Communal chip n’ dip bowls? In this economy? No thank you! Eliminate any and all risk of the double dip with this recipe for Vegan Spinach Dip Cups. I use store-bought puff pastry (often accidentally vegan – just check the label), Kite Hill Cream Cheese and Sour Cream Alternative, Violife Vegan Parmesan, and frozen spinach so the whole thing comes together really quickly. Feel free to add in your family’s favorite spinach dip faves – my husband has requested water chestnuts in the next batch!
Vegan Spinach Dip Cups
- 1 (8 oz) container Kite Hill Cream Cheese Alternative or your favorite vegan cream cheese
- 1/4 cup Kite Hill Sour Cream Alternative or your favorite vegan sour cream
- 1/4 cup vegan Parmesan grated, plus more to sprinkle
- 2 cloves garlic chopped
- 5 oz frozen spinach thaw, and squeeze as much water out as you can
- 1 pinch onion powder
- 1 package frozen or refrigerated vegan puff pastry
- Preheat oven to 350 F.
- Place cream cheese, sour cream, 1/4 cup grated cheese, spinach, garlic, and onion powder in a bowl. Use a hand mixer to combine.

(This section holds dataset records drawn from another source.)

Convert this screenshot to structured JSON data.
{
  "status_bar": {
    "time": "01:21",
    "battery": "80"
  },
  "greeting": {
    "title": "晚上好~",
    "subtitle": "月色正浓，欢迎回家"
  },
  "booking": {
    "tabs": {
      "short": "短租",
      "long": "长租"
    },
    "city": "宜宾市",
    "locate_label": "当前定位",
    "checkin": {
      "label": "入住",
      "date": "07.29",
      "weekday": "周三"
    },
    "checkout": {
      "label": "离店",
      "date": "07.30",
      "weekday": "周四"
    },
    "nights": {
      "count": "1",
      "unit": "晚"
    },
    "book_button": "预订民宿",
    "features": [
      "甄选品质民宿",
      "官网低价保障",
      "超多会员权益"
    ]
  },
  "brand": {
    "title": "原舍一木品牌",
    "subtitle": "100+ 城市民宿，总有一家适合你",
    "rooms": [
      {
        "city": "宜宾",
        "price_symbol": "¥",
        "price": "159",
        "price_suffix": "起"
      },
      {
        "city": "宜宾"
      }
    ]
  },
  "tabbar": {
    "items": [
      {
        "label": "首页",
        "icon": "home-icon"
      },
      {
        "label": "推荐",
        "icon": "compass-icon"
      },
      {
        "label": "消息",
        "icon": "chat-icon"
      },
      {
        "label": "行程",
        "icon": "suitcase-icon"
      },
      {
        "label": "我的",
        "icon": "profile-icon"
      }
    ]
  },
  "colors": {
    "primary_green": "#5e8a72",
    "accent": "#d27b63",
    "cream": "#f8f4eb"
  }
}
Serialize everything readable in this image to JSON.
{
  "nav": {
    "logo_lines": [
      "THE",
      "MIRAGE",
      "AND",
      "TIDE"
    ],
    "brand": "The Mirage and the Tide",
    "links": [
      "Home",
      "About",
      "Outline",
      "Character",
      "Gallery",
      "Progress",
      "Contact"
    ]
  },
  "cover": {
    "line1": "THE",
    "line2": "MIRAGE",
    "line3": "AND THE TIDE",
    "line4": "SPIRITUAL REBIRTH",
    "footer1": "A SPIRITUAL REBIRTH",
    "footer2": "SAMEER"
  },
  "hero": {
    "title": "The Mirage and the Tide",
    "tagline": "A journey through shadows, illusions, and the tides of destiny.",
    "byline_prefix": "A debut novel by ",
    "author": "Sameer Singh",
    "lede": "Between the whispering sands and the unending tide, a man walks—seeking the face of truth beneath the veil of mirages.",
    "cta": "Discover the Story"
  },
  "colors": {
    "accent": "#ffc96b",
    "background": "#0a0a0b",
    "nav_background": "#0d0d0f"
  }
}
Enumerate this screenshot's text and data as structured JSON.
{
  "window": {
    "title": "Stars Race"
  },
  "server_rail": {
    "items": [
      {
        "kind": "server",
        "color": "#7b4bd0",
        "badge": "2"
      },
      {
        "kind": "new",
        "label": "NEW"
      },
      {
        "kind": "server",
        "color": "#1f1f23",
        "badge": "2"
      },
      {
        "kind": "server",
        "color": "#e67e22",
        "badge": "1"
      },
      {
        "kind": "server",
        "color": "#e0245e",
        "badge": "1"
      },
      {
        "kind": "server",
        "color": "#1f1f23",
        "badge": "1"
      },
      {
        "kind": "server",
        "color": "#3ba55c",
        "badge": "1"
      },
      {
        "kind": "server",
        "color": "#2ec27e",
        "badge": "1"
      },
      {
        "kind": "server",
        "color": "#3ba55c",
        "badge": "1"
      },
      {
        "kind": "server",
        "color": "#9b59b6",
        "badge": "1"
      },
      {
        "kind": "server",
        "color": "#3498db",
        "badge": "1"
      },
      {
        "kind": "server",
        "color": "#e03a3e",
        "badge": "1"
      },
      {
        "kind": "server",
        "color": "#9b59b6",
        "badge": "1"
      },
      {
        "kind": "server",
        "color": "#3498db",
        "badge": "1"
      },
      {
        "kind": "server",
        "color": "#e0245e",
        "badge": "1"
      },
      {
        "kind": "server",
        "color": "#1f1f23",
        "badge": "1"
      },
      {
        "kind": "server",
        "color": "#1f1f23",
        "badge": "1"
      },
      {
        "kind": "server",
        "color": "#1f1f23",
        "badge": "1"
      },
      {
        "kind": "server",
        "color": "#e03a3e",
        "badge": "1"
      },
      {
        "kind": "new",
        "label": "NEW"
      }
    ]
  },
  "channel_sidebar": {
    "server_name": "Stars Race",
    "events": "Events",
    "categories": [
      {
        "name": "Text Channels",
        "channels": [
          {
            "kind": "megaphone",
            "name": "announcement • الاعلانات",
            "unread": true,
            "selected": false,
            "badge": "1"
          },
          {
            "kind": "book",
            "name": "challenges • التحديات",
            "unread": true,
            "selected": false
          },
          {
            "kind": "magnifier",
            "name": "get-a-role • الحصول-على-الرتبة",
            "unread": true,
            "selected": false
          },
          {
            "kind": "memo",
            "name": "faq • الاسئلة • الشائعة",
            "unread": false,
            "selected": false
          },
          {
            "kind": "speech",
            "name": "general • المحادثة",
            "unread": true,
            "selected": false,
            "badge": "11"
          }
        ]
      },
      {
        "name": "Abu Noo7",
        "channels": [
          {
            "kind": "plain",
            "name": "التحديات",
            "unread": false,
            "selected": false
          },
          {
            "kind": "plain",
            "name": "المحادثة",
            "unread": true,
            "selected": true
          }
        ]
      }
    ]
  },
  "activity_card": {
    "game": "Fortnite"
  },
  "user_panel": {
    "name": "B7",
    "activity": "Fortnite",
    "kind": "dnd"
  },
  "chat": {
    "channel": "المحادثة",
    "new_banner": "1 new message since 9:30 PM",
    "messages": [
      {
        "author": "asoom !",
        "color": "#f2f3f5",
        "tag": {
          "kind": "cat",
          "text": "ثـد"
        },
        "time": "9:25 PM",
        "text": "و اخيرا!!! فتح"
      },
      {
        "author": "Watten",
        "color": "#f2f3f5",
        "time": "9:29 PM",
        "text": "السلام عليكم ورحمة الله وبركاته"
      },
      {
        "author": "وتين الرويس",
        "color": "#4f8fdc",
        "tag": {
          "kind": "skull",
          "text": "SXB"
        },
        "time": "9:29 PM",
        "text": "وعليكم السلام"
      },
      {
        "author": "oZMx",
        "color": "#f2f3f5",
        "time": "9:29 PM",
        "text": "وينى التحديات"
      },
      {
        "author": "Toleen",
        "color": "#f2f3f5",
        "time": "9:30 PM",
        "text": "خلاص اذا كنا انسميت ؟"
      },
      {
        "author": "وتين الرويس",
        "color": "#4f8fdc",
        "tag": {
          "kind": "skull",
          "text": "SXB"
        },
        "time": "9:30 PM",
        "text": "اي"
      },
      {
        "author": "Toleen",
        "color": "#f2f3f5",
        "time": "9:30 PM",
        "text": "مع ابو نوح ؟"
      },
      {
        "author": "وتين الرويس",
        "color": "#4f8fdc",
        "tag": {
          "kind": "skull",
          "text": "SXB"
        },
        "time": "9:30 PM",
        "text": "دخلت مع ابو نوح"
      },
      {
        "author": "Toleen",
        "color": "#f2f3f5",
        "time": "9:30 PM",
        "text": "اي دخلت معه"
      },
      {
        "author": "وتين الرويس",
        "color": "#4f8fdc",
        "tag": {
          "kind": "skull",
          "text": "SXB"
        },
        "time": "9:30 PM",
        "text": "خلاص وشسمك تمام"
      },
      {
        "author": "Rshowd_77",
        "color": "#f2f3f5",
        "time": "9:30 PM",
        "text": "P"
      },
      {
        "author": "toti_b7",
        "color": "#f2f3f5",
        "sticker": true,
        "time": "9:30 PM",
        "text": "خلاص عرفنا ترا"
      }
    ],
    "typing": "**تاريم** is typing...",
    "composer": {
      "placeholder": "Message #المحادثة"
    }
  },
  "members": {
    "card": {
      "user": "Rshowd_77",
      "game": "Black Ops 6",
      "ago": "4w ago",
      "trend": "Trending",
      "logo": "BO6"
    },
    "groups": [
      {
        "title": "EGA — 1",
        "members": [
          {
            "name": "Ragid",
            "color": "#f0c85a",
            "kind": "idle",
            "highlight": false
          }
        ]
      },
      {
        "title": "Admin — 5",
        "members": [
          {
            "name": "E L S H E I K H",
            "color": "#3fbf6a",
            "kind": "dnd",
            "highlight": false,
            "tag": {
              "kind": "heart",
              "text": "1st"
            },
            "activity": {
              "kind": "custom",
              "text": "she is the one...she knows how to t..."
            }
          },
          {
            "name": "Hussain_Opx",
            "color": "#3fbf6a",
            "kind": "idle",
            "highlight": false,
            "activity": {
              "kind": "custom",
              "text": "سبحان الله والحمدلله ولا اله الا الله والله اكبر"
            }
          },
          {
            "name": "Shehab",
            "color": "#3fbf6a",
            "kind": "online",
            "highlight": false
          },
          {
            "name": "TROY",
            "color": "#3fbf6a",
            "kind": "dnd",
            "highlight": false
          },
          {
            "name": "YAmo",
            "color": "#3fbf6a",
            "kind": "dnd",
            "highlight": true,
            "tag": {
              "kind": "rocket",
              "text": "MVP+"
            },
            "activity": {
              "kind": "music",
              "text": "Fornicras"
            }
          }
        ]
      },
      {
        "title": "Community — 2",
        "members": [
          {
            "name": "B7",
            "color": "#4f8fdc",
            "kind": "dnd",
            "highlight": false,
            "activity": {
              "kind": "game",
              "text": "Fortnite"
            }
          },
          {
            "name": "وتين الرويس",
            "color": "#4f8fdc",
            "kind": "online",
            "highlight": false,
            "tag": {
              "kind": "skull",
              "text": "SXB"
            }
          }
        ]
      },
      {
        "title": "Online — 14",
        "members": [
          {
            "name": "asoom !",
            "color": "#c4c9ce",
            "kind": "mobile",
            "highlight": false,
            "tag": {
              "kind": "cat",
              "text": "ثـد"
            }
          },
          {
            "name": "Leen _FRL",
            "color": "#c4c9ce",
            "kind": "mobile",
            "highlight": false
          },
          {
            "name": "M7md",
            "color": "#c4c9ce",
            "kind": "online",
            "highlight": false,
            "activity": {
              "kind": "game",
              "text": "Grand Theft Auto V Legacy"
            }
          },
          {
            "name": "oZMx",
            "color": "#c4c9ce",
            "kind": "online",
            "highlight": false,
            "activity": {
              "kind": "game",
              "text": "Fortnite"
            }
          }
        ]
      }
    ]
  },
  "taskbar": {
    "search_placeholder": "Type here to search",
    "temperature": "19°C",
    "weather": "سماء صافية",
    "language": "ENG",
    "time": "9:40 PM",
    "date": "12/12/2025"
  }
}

- Spray a 12-cup muffin tin, or 24-cup mini muffin tin with non-stick spray.
- Use a pizza cutter to slice puff pastry into 12-24 squares depending on muffin tin size you're using.
- Press pastry squares into each muffin cup.
- Evenly distribute cream cheese filling into each cup. They don't need to be full as the pastry will puff up when it bakes.
- Top each filled cup with a bit more grated cheese.
- Bake 20-25 minutes until the pastry is golden and the filling is hot.
- These can be served warm or room temperature, but let them cool for a few minutes before removing them from the pan and serving them.